Tuesday, June 24, 2014

Vida de Set


Sentei no carro com um sorriso na boca, o dia tinha passado corrido mas sem pressa, fazia tempo que eu não lembrava de prazer desses. Sol nem raiado ainda e já ia eu, à beira de mais uma tarde, mais uma noite, mais um dia de trabalho. Hoje quando eu sai do set e sentei no carro com um sorriso na boca lembrei do meu primeiro dia, na verdade madrugada, dirigindo insegura pro trabalho novo, atravessando o imponente portão dourado, recebendo minha primeira credencial a caminho de uma cidade cenográfica, e me deslumbrando com um mundo ainda no escuro, pouco a pouco revelado, o dia amanhecendo, a luz batendo nas janelas de vidro dos prédios falsos, NY Street backlot se revelando aos meus pés, eu ali, em pleno Paramount Studios, toda a grandiosidade de estrelas hollywoodianas voando pela minha cabeça, Gene Kelly, Rita Hayworth, Greta Garbo passando em filmetes num meu sonho acordada, eu estava ali, aquela era eu.
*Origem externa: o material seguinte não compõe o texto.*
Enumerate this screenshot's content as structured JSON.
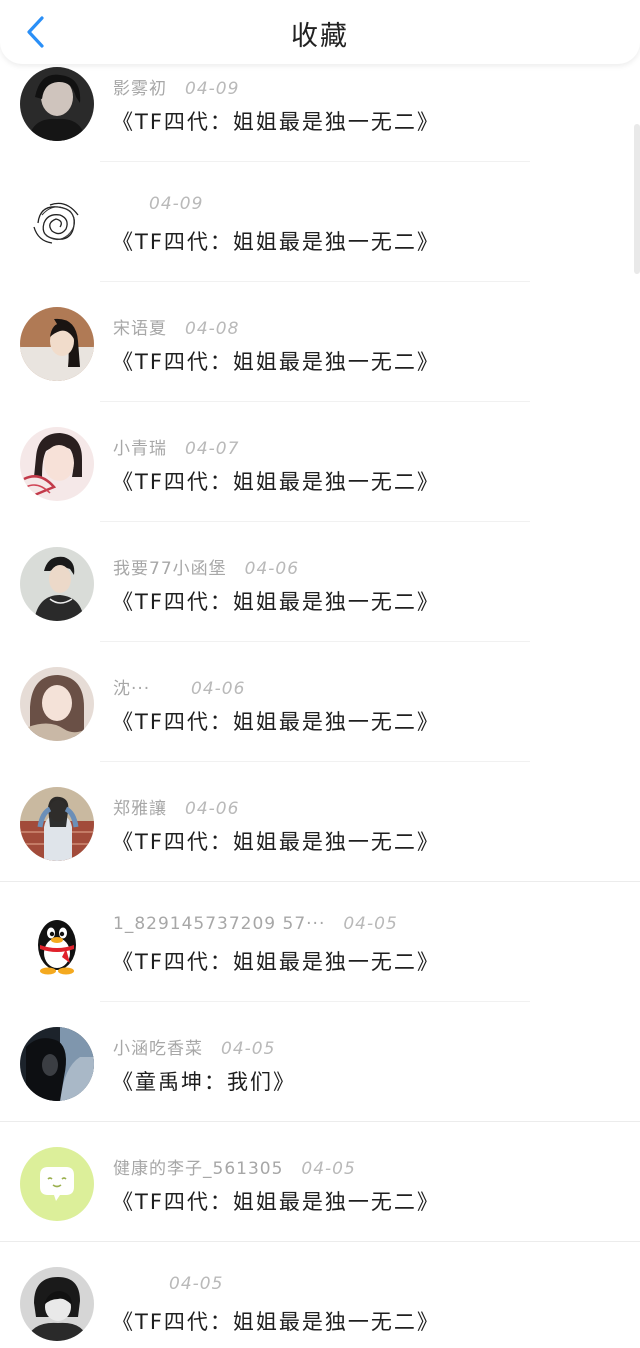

Era eu, e vastas memórias de desejos debruçaram sem rédea pela minha caixola, as minhas primeiras histórias ainda ditadas antes de saber escrever, a graça plena dos tantos anos no palco, a vontade involuntária de escrever poesia, conto, peça, roteiro, livro, escrever qualquer coisa, de viver histórias muitas vezes só para gerar escrita. Era eu ali, ainda de assistente de produção, aprendendo tudo na chibatada mas com excelência, carregando lixo cantando “She’s a Maniac” porque mama sempre falou para fazer da merda adubo. Primeira lição: nunca ande devagar no set! Sempre seja a primeira a responder o rádio! Faça antes de pedirem! Corra lôra, corra! Go, go, go!!! E eu ali com minha fome de imigrante, perrengue já ficando pro passado, tendo tão pouco e querendo tudo. Eu ali de olhinhos ávidos, brilhando, absorvendo cada passo, cada marca de cena, cada tom de voz, cada lente, cada técnica, cada jeito de contar história. Eu ali de assistente de direção achando que tinha que me formar fazendo, sendo maquinista, loader, set dresser, tudo e qualquer coisa para saber mais, eu quero mais, o mundo se abriu pros meus pés! Hoje quando entrei no carro com um sorriso na boca lembrei que o tempo passou e olha onde eu fui parar, num mundo de histórias contadas em imagens, com estrutura de profissa e possibilidades mil, que trabalho é muito mais do que o que paga nossas contas, e sim, no mundo ideal, uma extensão do que a gente é. E o melhor de tudo –ainda pagam a gente para fazer isso. Hoje entrei no carro com um sorriso na boca e lembrei do quanto eu amo o que eu faço.